Diary of a Mad Housewife (1970) Queer Film. Eleanor Perry. A+

Carrie Snodgress
DIRECTOR: Frank Perry
The final collaboration between director Frank Perry and his screenwriter wife, Eleanor, was also their finest. Diary of a Mad Housewife, adapted from Sue Kaufman’s bestseller, is a razor‑sharp portrait of upper‑middle‑class suffocation.
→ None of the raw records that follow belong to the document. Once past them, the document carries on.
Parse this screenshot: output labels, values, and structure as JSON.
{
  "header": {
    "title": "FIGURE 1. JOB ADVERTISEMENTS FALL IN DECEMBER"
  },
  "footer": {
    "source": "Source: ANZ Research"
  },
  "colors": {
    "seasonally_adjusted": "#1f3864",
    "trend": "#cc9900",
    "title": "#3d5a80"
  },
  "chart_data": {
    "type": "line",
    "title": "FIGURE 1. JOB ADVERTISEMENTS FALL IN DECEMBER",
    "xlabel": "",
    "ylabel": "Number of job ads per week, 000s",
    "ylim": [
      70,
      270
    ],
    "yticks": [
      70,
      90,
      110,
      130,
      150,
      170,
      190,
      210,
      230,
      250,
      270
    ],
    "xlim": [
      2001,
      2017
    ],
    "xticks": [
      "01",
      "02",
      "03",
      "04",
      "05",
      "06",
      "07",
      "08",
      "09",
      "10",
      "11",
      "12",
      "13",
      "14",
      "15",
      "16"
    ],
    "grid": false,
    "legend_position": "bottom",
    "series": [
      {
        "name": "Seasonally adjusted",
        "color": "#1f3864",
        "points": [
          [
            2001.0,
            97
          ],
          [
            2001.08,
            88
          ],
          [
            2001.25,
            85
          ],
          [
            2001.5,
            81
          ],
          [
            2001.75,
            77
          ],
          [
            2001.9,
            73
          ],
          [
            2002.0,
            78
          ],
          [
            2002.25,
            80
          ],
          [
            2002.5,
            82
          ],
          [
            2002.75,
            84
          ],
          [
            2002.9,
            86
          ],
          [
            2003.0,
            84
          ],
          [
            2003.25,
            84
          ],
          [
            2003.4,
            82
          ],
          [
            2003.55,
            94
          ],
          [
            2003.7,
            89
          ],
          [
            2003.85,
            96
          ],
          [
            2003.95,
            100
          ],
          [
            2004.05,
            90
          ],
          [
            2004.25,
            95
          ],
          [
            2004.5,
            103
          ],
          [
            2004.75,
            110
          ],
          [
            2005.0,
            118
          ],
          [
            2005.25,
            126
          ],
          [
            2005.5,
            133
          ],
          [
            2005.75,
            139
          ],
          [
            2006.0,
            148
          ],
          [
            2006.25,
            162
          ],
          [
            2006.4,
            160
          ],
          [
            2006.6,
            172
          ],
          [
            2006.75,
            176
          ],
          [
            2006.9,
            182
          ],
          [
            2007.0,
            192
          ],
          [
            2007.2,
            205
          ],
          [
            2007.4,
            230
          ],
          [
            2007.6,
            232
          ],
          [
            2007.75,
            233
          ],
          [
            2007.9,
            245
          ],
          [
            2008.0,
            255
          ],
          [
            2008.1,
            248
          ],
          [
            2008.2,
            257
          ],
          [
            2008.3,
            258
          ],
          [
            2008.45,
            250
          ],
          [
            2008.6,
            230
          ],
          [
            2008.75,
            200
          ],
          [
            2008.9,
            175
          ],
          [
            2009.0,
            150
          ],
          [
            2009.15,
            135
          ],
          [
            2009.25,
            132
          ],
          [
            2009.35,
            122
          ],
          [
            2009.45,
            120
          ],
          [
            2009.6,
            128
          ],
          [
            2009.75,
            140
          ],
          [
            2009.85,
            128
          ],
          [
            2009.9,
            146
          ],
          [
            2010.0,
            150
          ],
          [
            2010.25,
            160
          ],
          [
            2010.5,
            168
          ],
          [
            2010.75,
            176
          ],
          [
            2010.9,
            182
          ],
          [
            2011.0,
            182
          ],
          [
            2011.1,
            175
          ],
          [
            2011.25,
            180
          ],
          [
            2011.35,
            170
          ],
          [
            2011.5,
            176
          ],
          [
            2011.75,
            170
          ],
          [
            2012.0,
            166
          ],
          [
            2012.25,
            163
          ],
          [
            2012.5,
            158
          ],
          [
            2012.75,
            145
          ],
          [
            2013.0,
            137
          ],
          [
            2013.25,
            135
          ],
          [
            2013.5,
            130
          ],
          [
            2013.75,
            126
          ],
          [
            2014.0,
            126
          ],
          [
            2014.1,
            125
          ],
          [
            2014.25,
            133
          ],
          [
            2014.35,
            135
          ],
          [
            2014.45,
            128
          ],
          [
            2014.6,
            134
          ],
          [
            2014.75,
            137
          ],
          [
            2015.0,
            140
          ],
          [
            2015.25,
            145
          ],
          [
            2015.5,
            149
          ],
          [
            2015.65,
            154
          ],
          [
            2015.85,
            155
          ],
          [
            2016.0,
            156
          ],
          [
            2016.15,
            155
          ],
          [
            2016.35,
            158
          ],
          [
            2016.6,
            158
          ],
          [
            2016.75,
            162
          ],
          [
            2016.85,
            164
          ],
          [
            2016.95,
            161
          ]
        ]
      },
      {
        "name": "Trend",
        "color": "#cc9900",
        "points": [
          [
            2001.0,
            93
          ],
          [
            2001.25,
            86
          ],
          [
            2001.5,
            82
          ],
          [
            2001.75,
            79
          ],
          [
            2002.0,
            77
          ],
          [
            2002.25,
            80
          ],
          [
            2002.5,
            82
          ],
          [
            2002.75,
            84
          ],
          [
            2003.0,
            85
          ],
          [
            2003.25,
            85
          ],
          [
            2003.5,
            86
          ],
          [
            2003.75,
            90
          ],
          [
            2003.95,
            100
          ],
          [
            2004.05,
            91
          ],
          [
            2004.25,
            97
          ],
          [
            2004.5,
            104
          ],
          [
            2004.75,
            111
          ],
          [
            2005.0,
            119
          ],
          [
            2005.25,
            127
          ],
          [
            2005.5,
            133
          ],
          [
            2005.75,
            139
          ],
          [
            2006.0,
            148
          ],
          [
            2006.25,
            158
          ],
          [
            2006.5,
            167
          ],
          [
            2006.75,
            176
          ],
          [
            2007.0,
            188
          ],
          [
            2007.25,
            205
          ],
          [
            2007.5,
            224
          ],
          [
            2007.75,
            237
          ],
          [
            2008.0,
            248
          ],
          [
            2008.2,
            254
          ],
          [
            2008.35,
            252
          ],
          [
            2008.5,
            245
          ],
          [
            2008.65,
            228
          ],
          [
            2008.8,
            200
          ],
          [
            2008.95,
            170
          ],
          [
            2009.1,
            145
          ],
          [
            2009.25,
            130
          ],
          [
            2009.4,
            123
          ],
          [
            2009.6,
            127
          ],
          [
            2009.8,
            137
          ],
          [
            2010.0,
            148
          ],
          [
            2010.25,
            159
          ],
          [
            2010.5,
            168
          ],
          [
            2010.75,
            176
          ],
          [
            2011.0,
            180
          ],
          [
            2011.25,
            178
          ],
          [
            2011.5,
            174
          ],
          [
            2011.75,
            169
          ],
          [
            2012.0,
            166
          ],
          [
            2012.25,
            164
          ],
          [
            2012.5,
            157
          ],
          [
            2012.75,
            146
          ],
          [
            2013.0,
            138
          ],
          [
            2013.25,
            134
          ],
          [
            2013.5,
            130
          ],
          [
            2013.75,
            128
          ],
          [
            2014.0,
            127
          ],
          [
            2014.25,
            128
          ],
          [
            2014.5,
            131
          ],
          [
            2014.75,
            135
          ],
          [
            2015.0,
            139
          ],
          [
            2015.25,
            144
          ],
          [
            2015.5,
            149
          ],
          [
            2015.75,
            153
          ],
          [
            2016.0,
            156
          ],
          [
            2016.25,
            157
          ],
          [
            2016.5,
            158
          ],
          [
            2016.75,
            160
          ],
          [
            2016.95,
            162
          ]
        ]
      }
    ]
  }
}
Carrie Snodgress is magnificent as Tina Balser, a woman who receives no respect from anyone in her life—least of all her petulant, status‑obsessed husband (Richard Benjamin, then at the height of his acting career) or her equally self‑absorbed lover (Frank Langella, making a striking film debut).
The film’s one sour note—very much a product of its era—is the revelation that Langella’s character is gay, a lazy narrative device meant to “explain” his cruelty and emotional sadism toward Tina.
Snodgress is breathtaking, delivering a performance of such wounded intelligence and quiet fury that she should have walked away with the Oscar for Best Actress. Instead, she lost to Glenda Jackson in Women in Love.
Adding to the film’s countercultural texture is a cameo by Alice Cooper and his band, who appear during a raucous party sequence performing “Ride with Me Baby.”